Sunday, May 14, 2017

What I'm Thinking About

My first season of singing with the Salt Lake Choral Artists has been over for two weeks, and I'm already missing it. That must mean it was a good decision to join. Now I just have to figure out what to do to fill my time until the fall when it starts up again... Next year's season is going to be awesome - John Rutter, an Easter Passion, some Bluegrass, and more. I'm kind of excited already, and the first practice is still over 3 months away. :-)

As I was preparing for today's Sunday School lesson this weekend, I rediscovered a scripture that gave me lots to think about. It's in D&C 109:50-53. Referring to the people who persecuted and drove the Saints out of their homes, Joseph Smith prayed:

Have mercy, O Lord ... that they may cease to spoil, that they may repent of their sins if repentance is to be found; But if they will not, make bare thine arm, O Lord, and redeem that which thou didst appoint a Zion unto thy people. And if it cannot be otherwise, ... may thine anger be kindled, and thine indignation fall upon them, that they may be wasted away, both root and branch, from under heaven; But inasmuch as they will repent, thou art gracious and merciful, and wilt turn away thy wrath when thou lookest upon the face of thine Anointed [Jesus Christ].

Here is what struck me about these verses - the word anger comes from Old Norse angr, meaning "grief", and angra, meaning "vex". It would not surprise me one bit if our Father, as a loving parent, sees our unwise (and sometimes downright wicked) choices and feels anger - not in the modern sense of the word, but rather in the sense of intense grief. That makes the next section of the scripture even more touching - when in His grief or anger, He turns to look upon the face of His Only Begotten Son, who has atoned for the sins of the world, including the very sins that made our Father grieved, the Father's feelings of grief are replaced with grace and mercy.
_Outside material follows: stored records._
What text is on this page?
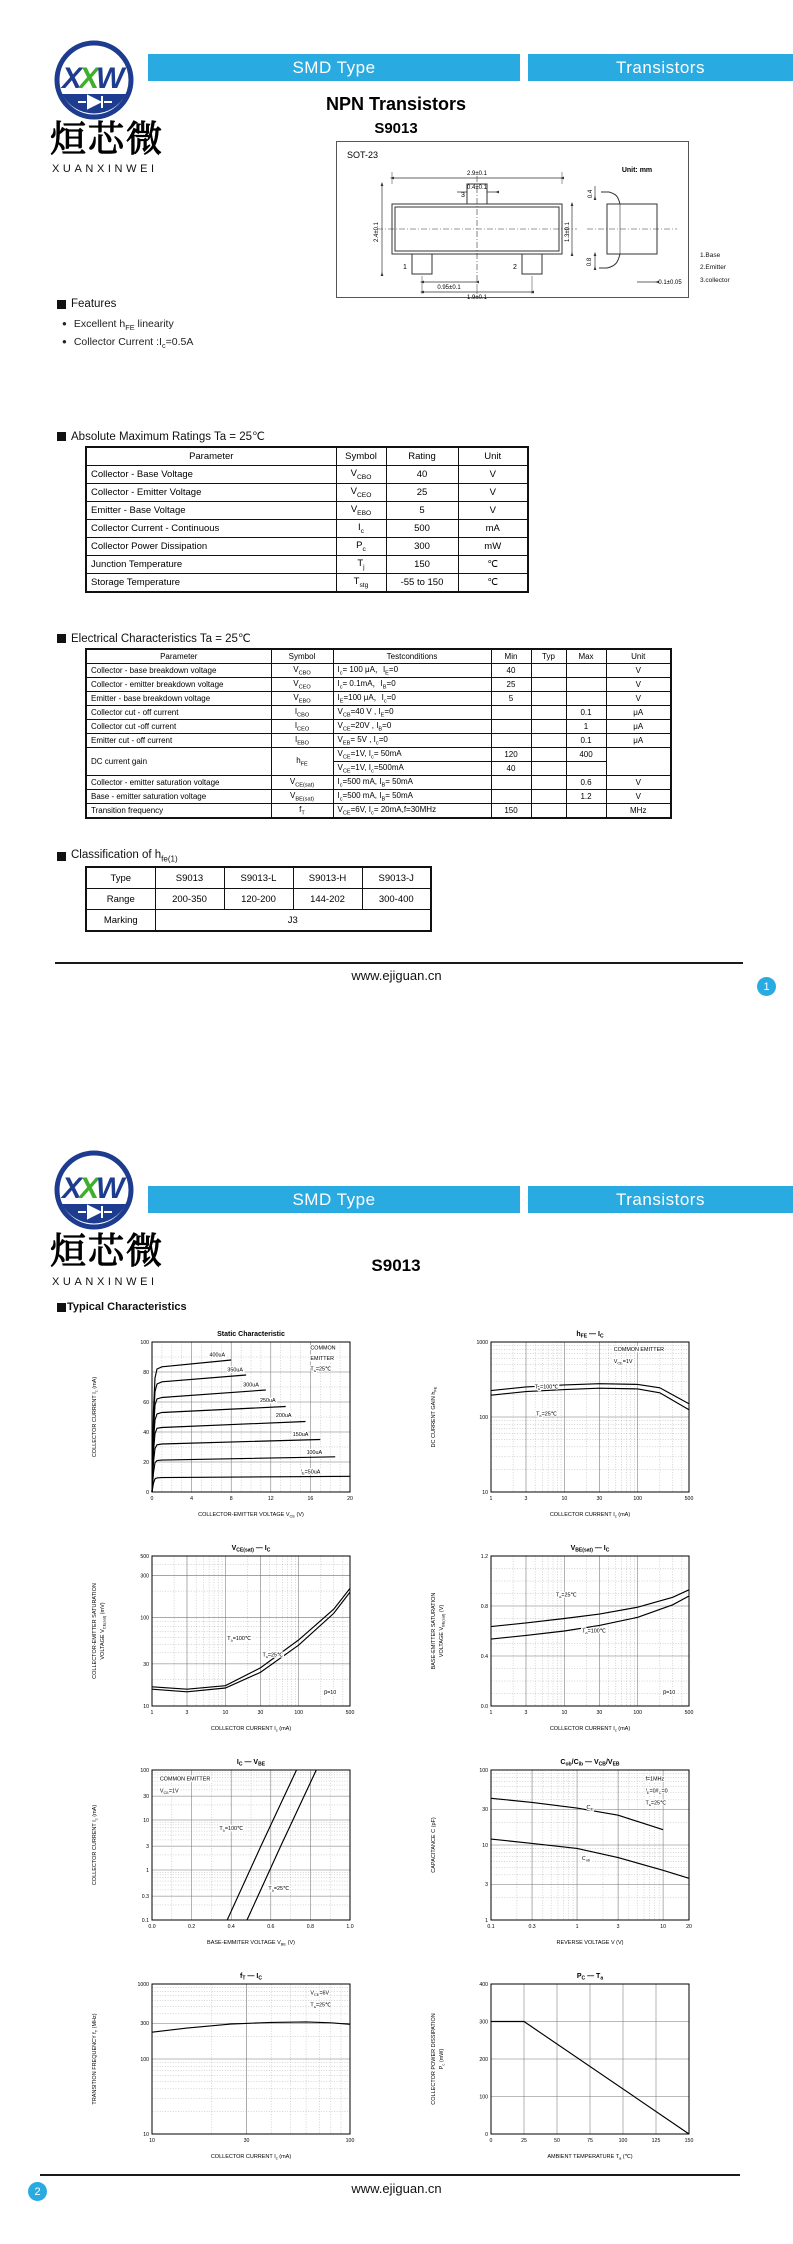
X
X
W
烜芯微
XUANXINWEI
SMD Type	Transistors
NPN Transistors
S9013
SOT-23
Unit: mm
2.9±0.1
0.4±0.1
2.4±0.1	1.3±0.1
0.95±0.1
1.9±0.1
3
1	2
0.4
0.8
0.1±0.05
1.Base
2.Emitter
3.collector
Features
● Excellent $h_{FE}$ linearity
● Collector Current $:I_c=0.5A$
Absolute Maximum Ratings Ta = 25℃
Parameter	Symbol	Rating	Unit
Collector - Base Voltage	$V_{CBO}$	40	V
Collector - Emitter Voltage	$V_{CEO}$	25	V
Emitter - Base Voltage	$V_{EBO}$	5	V
Collector Current - Continuous	$I_c$	500	mA
Collector Power Dissipation	$P_c$	300	mW
Junction Temperature	$T_j$	150	℃
Storage Temperature	$T_{stg}$	-55 to 150	℃
Electrical Characteristics Ta = 25℃
Parameter	Symbol	Testconditions	Min	Typ	Max	Unit
Collector - base breakdown voltage	$V_{CBO}$	$I_c= 100$ μA，$I_E=0$	40			V
Collector - emitter breakdown voltage	$V_{CEO}$	$I_c= 0.1mA$，$I_B=0$	25			V
Emitter - base breakdown voltage	$V_{EBO}$	$I_E=100$ μA，$I_c=0$	5			V
Collector cut - off current	$I_{CBO}$	$V_{CB}=40$ V , $I_E=0$			0.1	μA
Collector cut -off current	$I_{CEO}$	$V_{CE}=20V$ , $I_B=0$			1	μA
Emitter cut - off current	$I_{EBO}$	$V_{EB}= 5V$ , $I_c=0$			0.1	μA
DC current gain	$h_{FE}$	$V_{CE}=1V$, $I_c= 50mA$	120		400	
		$V_{CE}=1V$, $I_c=500mA$	40			
Collector - emitter saturation voltage	$V_{CE(sat)}$	$I_c=500$ mA, $I_B= 50mA$			0.6	V
Base - emitter saturation voltage	$V_{BE(sat)}$	$I_c=500$ mA, $I_B= 50mA$			1.2	V
Transition frequency	$f_T$	$V_{CE}=6V$, $I_c= 20mA,f=30MHz$	150			MHz
Classification of $h_{fe(1)}$
Type	S9013	S9013-L	S9013-H	S9013-J
Range	200-350	120-200	144-202	300-400
Marking	J3			
www.ejiguan.cn
1
X
X
W
烜芯微
XUANXINWEI
SMD Type	Transistors
S9013
Typical Characteristics
0	4	8	12	16	20
0
20
40
60
80
100
COMMON
EMITTER
$T_a=25℃$
400uA
350uA
300uA
250uA
200uA
150uA
100uA
$I_B=50uA$
Static Characteristic
COLLECTOR-EMITTER VOLTAGE $V_{CE}$ (V)
COLLECTOR CURRENT $I_c$ (mA)
1	3	10	30	100	500
10
100
1000
COMMON EMITTER
$V_{CE}=1V$
$T_a=100℃$
$T_a=25℃$
hFE — IC
COLLECTOR CURRENT $I_c$ (mA)
DC CURRENT GAIN $h_{FE}$
1	3	10	30	100	500
10
30
100
300
500
$T_a=100℃$
$T_a=25℃$
β=10
VCE(sat) — IC
COLLECTOR CURRENT $I_c$ (mA)
COLLECTOR-EMITTER SATURATION VOLTAGE $V_{CE(sat)}$ (mV)
1	3	10	30	100	500
0.0
0.4
0.8
1.2
$T_a=25℃$
$T_a=100℃$
β=10
VBE(sat) — IC
COLLECTOR CURRENT $I_c$ (mA)
BASE-EMITTER SATURATION VOLTAGE $V_{BE(sat)}$ (V)
0.0	0.2	0.4	0.6	0.8	1.0
0.1
0.3
1
3
10
30
100
COMMON EMITTER
$V_{CE}=1V$
$T_a=100℃$
$T_a=25℃$
IC — VBE
BASE-EMMITER VOLTAGE $V_{BE}$ (V)
COLLECTOR CURRENT $I_c$ (mA)
0.1	0.3	1	3	10	20
1
3
10
30
100
f=1MHz
$I_E=0/I_C=0$
$T_a=25℃$
$C_{ib}$
$C_{ob}$
Cob/Cib — VCB/VEB
REVERSE VOLTAGE V (V)
CAPACITANCE C (pF)
10	30	100
10
100
300
1000
$V_{CE}=6V$
$T_a=25℃$
fT — IC
COLLECTOR CURRENT $I_c$ (mA)
TRANSITION FREQUENCY $f_T$ (MHz)
0	25	50	75	100	125	150
0
100
200
300
400
PC — Ta
AMBIENT TEMPERATURE $T_a$ (℃)
COLLECTOR POWER DISSIPATION $P_c$ (mW)
www.ejiguan.cn
2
The atoning blood of Jesus and the love that motivated it make possible the repentance (re-turning toward God) of each of God's children. And when we re-turn to Him, He can freely forgive us because of that atonement.

Speaking of repentance, here is a quote that I absolutely LOVE by Elder Weatherford T Clayton:

As we act on His words, we are doing something called repenting. In the New Testament, repentance comes from the word metanoeó, from the words metá and noeó, meaning "to change one's mind or purpose." Isn't that interesting? Every time we turn more to Christ, we are repenting - we are following Him. When we sincerely pray to the Father, in a very real sense we are repenting. When we read the scriptures and ponder them, we are repenting. As we make changes because of what we are learning about Christ and His gospel, we are repenting. When we do things that make us better, kinder, gentler, more sensitive, more spiritual, more virtuous, and truer, we are repenting. Whenever we choose the better path, we are repenting. Though we all repent of things that are sinful in our lives, most of our repenting comes from hearing His words and doing them - from turning to Him.

Isn't that cool? It is so much easier for me to relate to than the steps of repentance that I learned as a child (recognize, regret, confess, forsake, make restitution, etc. - they aren't wrong, but they are perhaps incomplete, because they assume that repenting only has to do with sin). Read the rest of Elder Clayton's talk here (it's a BYU devotional, totally worth your time).

And those are my thoughts for tonight. Happy Sabbath!